Ich tapezierte mein Zimmer mit Fotos von ihm, verfolgte fortan jeden seiner Wettkämpfe (protokollierte die Ergebnisse in Tabellen) und führte Strichlisten über den Zustand seiner Haare: Wie oft trug er sie offen, wann hatte er einen Zopf und wann ein Stirnband. Neulich habe ich mein gesamtes Lobinger-Werk, so möchte ich es mal bezeichnen, zufällig bei meinen Eltern in einer Schublade im Wohnzimmer gefunden. Vielleicht sollte ich die Daten Marianne Birthler von der Stasi-Behörde übergeben. Ich finde, Tim Lobinger hat ein Recht darauf, zu erfahren, dass er jahrelang beschattet wurde.
»Über mich wurde eine Akte geführt?«, wird er entsetzt fragen, wenn alles ans Licht kommt.
»Ja, unser inoffizieller Mitarbeiter war ein Teenie in Nordfriesland.«
Auf jeden Fall müssen die Akten verschwunden sein, wenn Tim und ich tatsächlich zusammenkommen sollten. Ich sehe schon, wie ich ihn mit nach Klixbüll nehme, damit er meine Eltern kennenlernt. Meine Mutter wird ihn bitten, für das gemeinsame Kaffeetrinken Servietten aus dem Wohnzimmerschrank zu holen. Er wird die Schublade aufmachen und meine aufwendig recherchierte Spitzelarbeit finden. Aber gut, das ist sicher das geringste Problem. Bis dahin können die Akten vernichtet werden.
Zurück zu Tim. Zum sportlichen Tim. Und zur unsportlichen Hannah. Es ist sicher nicht übertrieben, dass unsere sportlichen Karrieren diametral auseinander gingen. Tim wurde sportlicher, Hannah wurde unsportlicher.

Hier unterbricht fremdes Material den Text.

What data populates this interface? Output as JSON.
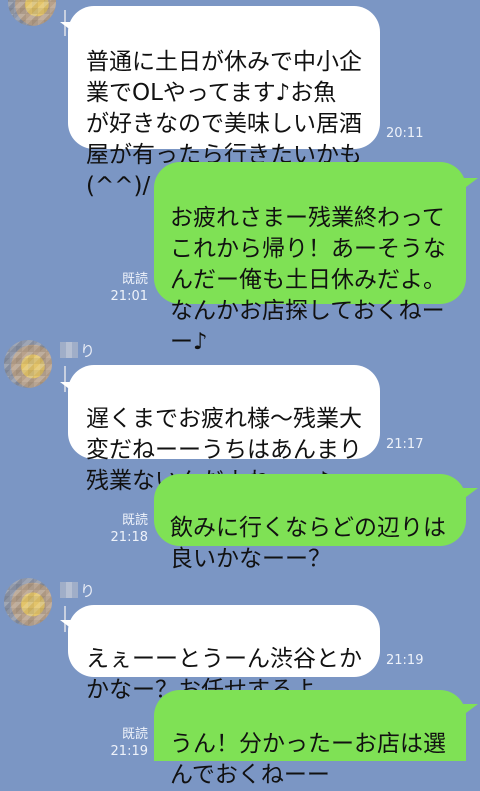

Wenn im Schulsport Teams ausgewählt wurden, war ich immer eine der Letzten, die aufgerufen wurden. Bei Bundesjugendspielen sahnte ich jedes Mal zuverlässig eine Teilnahmeurkunde ab (die unterste Stufe also!), und mein sportliches Highlight hatte ich, als ich mich ambitioniert beim Handballunterricht unseres Sportvereins anmeldete. Pia hatte gehört, dass der Lehrer eine ziemliche Granate sein sollte. Vor Ort betrachtet, stellte sich heraus, dass er es nicht war. Deswegen meldete ich mich nach zwei Wochen mit der Begründung ab, dass ich das Gefühl hätte, meine Stärken würden sich in dieser Gruppe nicht weiter entfalten können.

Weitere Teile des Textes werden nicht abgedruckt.